As far as visiting me in the hospital I have no idea how I’m going to feel so please don’t ask. I will let people know if and when I’m up for visitors. You can also contact my parents.

As always I really appreciate all the good wishes and cards and gifts. I’ve stopped trying to figure out how some of you have gotten my address. I just appreciate it.

My mantra through this all is still Cancer is life-altering, but not defining.”   I mean this. Always. I know all I’m doing is writing about cancer now, but I am still me. I still like doing things with my friends and still love to travel and even have a trip planned to visit the baby and her parents later this spring. Fingers crossed I get medically cleared for that.

There’s a Plan

Let’s just start with I’m overwhelmed. About everything. I met with my surgeon this morning. My case was discussed at their tumor board meeting last night. Once again my scans were inconclusive. That has a lot of meanings, but basically they only have some idea what I look like on the inside. But he does still feel confident with moving forward with surgery and that he can get the disease.
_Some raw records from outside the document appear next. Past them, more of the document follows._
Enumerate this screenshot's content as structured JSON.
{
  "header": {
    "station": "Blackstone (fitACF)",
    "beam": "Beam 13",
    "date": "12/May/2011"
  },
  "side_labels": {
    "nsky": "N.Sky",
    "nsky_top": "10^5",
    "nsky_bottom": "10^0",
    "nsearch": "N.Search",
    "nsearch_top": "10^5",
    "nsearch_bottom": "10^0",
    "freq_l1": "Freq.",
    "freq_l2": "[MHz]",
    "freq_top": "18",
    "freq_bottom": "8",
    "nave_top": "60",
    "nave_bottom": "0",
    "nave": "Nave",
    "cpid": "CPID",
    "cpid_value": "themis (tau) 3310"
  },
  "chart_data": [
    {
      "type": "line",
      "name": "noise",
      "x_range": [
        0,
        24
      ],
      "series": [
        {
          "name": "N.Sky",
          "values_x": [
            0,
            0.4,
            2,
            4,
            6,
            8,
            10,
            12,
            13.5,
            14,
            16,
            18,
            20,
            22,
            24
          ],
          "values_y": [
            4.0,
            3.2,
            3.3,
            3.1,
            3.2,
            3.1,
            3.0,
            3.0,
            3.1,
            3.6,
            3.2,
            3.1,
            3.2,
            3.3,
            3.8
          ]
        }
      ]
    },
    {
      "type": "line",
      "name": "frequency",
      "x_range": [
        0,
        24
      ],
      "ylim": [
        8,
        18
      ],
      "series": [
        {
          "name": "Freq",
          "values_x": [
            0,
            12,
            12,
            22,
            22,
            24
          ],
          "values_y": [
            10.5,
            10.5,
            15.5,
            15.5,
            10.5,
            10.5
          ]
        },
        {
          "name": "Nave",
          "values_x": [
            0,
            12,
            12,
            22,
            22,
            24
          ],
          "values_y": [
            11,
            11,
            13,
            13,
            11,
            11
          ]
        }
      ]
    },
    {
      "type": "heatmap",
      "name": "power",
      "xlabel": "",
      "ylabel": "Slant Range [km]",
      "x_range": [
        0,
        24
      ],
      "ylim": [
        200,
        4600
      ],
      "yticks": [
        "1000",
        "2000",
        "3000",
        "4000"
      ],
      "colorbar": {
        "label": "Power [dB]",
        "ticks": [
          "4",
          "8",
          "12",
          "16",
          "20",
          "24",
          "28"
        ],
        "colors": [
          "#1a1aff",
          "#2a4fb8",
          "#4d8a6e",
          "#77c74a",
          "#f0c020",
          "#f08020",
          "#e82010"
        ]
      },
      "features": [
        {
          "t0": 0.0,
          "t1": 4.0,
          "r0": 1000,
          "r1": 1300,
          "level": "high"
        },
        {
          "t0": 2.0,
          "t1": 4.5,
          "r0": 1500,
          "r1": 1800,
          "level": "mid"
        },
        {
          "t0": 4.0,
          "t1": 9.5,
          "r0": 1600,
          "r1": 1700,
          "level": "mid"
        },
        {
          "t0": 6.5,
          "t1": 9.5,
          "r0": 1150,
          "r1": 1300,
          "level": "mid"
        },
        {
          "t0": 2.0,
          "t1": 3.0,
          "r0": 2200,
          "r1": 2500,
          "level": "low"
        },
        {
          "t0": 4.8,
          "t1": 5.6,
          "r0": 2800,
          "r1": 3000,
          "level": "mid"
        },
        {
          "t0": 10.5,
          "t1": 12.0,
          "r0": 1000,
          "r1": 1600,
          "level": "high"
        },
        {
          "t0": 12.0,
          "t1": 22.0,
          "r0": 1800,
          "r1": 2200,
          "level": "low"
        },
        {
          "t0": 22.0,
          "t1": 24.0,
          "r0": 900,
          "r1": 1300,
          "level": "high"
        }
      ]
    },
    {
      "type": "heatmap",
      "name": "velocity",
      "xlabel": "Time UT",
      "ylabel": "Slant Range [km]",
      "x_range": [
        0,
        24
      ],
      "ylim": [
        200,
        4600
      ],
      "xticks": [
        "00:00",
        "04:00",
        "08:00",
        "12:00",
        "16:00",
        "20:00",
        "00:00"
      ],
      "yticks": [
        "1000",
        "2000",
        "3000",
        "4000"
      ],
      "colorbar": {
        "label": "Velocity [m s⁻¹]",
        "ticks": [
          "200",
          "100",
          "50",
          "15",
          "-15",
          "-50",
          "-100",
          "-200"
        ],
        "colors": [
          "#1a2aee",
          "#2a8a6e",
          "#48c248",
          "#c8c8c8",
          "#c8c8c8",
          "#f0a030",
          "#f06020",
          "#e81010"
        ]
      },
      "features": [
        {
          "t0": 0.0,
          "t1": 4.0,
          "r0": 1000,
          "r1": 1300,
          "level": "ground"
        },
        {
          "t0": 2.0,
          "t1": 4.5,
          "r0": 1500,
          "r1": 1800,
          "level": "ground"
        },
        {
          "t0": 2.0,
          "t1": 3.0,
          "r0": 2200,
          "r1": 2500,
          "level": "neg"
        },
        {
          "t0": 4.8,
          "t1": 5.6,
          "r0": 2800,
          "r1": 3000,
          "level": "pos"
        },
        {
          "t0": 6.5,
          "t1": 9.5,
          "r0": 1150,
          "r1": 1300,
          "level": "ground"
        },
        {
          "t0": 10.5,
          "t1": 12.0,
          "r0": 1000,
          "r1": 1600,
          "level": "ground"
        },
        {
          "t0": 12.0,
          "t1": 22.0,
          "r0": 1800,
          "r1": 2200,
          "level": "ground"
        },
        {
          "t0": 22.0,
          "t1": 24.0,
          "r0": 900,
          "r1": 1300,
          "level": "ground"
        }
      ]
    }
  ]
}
My surgery is scheduled for January 20th. It is an extensive and invasive surgery. It will be 8-10 hours. I will be in the hospital for 7-10 days. There are lots of possibilities in what will specifically be done once they open me up. For those of you who are curious and want to know more it is a cytoreductive and HIPEC surgery. You can google it. Please read reputable sources and not crap like WebMD. My surgeon is Dr. Mogal at the MCW/Froedert Cancer Center if you want to look him up. I have, obviously, done a lot of reading on him, his experience and his research. I will reiterate that I, and my family, completely trust him. He explained a lot to me today and it was useful information.

I will be off work from 6-8 weeks. But it will take 3-6 months to get back to my baseline quality of life. As with the last surgery they want me to be mobile and walking. It will be a lot harder to do this in February than it was in August. I foresee circles around my house.

My next two weeks are filled with pre-operative appointments. They have to check all kinds of things. I am, thankfully, done with chemo at this point. It’s so nice to be more than two weeks post-chemo and to not be going back in for more. My body and my brain need this break.

On a positive note, I had a great Christmas and New Year’s with friends and family.

The whole Sturgess-Hill Family

As always I am open to questions and will answer what I’m comfortable with answering.